Benoît XVI a dit à propos de la rencontre interreligieuse d’Assise voulue par son prédécesseur qu’il revêtait « le caractère d’une vraie prophétie »
Le 27 octobre 1986 reste parmi les dates les plus importantes du long pontificat de Jean-Paul II, un tournant dans l’histoire des relations entre les religions, et en même temps, une prophétie. Dans un contexte très différent de celui d’aujourd’hui, celui de la guerre froide, de la tension Est-Ouest, mais celui de l’affirmation d’un intégrisme islamique avec l’arrivée au pouvoir de Khomeiny en Iran, le pape a voulu souligner la responsabilité politique et sociale des religions, y compris dans le domaine de la paix, donc dans les relations internationales, et il a ouvert la voie à des perspectives inédites. La rencontre des religions à Assise, autour du pape, inspirée par l’esprit de François, un lieu qui porte naturellement à la prière, est un moment clé d’une histoire de la paix.
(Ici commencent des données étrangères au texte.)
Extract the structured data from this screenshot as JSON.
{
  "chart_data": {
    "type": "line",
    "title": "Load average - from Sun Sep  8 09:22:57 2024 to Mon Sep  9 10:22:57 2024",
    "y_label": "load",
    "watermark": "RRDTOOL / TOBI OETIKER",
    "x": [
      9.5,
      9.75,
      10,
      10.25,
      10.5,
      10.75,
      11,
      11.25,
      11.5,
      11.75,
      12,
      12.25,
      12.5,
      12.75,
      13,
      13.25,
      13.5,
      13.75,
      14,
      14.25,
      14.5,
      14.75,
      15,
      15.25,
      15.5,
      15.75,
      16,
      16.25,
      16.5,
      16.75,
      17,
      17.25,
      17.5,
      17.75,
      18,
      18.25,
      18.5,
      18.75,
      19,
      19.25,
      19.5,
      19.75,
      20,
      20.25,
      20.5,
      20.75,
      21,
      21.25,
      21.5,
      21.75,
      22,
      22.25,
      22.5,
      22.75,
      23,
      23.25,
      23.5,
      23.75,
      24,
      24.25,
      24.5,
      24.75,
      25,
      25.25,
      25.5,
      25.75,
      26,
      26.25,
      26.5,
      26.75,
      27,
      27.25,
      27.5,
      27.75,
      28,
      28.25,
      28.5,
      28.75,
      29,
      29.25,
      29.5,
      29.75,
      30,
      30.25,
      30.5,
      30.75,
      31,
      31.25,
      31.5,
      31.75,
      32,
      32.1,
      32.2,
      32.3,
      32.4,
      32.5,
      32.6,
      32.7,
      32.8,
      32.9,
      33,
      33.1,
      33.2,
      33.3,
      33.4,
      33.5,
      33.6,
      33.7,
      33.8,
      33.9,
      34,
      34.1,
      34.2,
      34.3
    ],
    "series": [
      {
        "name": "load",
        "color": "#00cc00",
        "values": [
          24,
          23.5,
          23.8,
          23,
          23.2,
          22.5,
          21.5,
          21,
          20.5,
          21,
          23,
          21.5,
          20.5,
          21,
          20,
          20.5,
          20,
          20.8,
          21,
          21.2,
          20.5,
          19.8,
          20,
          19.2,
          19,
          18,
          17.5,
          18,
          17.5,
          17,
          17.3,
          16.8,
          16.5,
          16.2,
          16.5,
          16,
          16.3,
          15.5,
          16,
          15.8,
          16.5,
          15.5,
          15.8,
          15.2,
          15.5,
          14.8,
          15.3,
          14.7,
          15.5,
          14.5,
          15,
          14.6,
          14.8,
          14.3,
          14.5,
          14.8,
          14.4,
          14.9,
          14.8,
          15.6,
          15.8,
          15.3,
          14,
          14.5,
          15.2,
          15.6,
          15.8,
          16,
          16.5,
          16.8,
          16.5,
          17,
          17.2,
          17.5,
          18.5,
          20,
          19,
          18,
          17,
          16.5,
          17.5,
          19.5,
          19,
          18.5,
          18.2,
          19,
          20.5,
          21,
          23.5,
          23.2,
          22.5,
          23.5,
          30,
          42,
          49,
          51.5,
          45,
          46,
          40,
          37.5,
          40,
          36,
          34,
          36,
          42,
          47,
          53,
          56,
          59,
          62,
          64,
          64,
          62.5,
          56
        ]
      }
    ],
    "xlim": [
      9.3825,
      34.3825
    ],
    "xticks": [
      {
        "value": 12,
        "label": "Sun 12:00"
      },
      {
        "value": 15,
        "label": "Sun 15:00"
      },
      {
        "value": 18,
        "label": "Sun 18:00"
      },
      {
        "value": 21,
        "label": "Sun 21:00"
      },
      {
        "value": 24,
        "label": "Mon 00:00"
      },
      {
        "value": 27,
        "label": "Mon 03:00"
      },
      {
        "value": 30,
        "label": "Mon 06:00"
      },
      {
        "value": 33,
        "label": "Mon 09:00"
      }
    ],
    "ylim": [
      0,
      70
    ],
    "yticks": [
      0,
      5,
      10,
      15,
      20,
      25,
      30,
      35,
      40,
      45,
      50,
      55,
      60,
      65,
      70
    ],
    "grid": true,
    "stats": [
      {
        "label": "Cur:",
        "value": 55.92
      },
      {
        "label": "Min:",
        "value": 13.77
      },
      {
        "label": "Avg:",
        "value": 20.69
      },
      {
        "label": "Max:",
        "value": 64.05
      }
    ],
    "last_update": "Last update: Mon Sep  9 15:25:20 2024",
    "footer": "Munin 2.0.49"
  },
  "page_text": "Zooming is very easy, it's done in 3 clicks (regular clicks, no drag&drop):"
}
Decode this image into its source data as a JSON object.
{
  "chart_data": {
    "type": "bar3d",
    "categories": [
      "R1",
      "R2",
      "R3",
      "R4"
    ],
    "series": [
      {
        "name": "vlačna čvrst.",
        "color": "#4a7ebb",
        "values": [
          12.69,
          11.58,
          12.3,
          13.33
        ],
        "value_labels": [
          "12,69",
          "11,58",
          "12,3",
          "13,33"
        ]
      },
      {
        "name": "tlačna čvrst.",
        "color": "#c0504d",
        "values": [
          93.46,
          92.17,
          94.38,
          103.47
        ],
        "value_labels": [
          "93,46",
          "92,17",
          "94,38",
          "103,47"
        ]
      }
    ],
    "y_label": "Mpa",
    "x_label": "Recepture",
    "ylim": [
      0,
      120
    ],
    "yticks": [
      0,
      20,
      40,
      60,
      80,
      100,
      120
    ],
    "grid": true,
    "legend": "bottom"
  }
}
On a pu en parler comme d’un tournant dans l’histoire des relations entre les religions, même si cette initiative qui plongeait ses racines dans la déclaration conciliaire Nostra Aetate, dans la visite de Paul VI à Bombay le 3 décembre 1964 et dans son fameux discours à l’ONU le 4 octobre 1965, et plus loin, au Moyen Âge, dans diverses recherches de dialogue, de François d’Assise au Catalan Raimondo Lull et bien d’autres.
Dans son message pour la Paix du 1° janvier 1991, Se vuoi la pace rispetta la coscienza di ogni uomo, Jean-Paul II observait que,
« dans le monde d’aujourd’hui, il est rare que la population entière d’un pays appartienne à une même conviction religieuse ou à une même ethnie ou culture. Les migrations de masse et les mouvements de population conduisent à une société multiculturelle et multi religieuse dans différentes parties du monde. Dans ce contexte, le respect de la conscience de tous est une nouvelle urgence et présente de nouveaux défis à la société dans ses composantes et dans ses structures, tout comme aux législateurs et aux gouvernants. »
Dix ans plus tard, dans son message du 1° janvier 2001, Dialogo tra le culture per una civiltà dell’amore e della pace, il est revenu sur les difficultés liées à la cohabitation de cultures différentes sur les mêmes territoires :
« Il est plus difficile de dire jusqu’où arrive le droit des immigrés à la reconnaissance juridique publique de leurs expressions culturelles spécifiques, qui ne s’accommodent pas facilement avec les mœurs de la majorité des citoyens. La solution de ce problème, dans le cadre d’une ouverture substantielle, est à l’évaluation concrète du bien commun à un moment historique donné et dans une situation territoriale et sociale donnée. Beaucoup dépend de l’affirmation dans les âmes, d’une culture de l’accueil qui, sans céder à l’indifférentisme par rapport aux valeurs, sache mettre ensemble les raisons de l’identité et celles du dialogue ».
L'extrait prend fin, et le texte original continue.